On Aug. 3, Berlin became the world's first major city to switch from analog to entirely digital television broadcasting. The transition went almost unnoticed in Germany or elsewhere, which is remarkable, given that in the United States, the same process has been bogged down by politics, vested interests and a stubborn fear that scrapping analog television will ignite a revolt among viewers.

The German example could prove instructive to the United States, where digital broadcasting - and the array of multimedia services likely to spring from it - still seems like a distant dream. Six years ago, Congress set the end of 2006 as the date by which most television broadcasts would be digital, but American industry executives predict the switch may not be completed before 2020.

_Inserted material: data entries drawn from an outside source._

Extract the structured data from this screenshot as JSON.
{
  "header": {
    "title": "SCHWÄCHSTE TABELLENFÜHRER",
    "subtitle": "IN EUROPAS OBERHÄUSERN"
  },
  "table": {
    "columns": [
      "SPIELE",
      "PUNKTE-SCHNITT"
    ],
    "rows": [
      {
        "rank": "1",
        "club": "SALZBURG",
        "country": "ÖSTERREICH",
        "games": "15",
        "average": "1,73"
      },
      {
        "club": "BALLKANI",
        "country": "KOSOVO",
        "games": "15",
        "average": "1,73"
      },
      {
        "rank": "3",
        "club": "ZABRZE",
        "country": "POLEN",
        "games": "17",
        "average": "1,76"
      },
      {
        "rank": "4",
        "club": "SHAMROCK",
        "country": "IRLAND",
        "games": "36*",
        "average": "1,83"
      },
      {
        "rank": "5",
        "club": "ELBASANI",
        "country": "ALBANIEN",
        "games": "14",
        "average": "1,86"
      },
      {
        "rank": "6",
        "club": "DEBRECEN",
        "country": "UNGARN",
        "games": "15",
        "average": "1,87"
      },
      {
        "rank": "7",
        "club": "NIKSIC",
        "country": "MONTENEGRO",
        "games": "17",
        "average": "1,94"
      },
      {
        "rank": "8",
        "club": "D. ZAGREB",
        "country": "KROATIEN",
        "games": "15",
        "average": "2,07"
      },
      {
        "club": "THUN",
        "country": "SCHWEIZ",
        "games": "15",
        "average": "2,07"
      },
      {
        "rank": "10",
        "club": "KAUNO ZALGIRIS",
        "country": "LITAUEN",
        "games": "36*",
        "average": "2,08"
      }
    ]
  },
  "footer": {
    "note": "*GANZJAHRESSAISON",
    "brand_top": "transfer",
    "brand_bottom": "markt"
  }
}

In Germany, officials have taken a much tougher line. "We knew it would work only if we set a hard deadline," said Sascha Bakarinov, the head of the Broadcasting Authority of Berlin and Brandenburg, which oversaw the switchover. "You can take six months or two years or a decade, and people are still only going to react in the last few weeks."

Berlin's hurry-up approach was risky. Mr. Bakarinov worried about a consumer outcry over the cost of the set-top boxes, not to mention tales of aging pensioners deprived of their television. But thanks to an elaborate public relations campaign and government subsidies for people who could not afford the boxes, Berlin kept the complaints to an occasional squawk. In a city accustomed to lavish public services since German reunification, this is no small achievement.

"The German approach is extremely radical," said Ulrich Reimers, a professor at the Technical University in Braunschweig and a chief designer of the digital television standard in Germany. "This is really the one and only place in the world where this has happened."

The switch to digital is under way in other German cities, including Cologne, Hannover and Düsseldorf. By next May, Professor Reimers said, digital signals will reach 23 million of Germany's 82 million people. By 2010, he predicted, "Germany will be analog-free."

It is important to remember, in talking about digital television, that the switchover affects only viewers who receive their TV over the air. Of Germany's 34 million television households, 19 million have cable and 12 million use satellite receivers. Both industries remain predominantly analog.

That leaves 3 million German homes still using rooftop aerials or even more antiquated rabbit-ear antennas. (In the United States, an estimated 10 million of 106 million television households still rely on over-the-air signals.) In Berlin, which has 1.8 million TV households, 160,000 homes had over-the-air reception before the switchover, while 90,000 homes used over-the-air broadcast for second or third sets.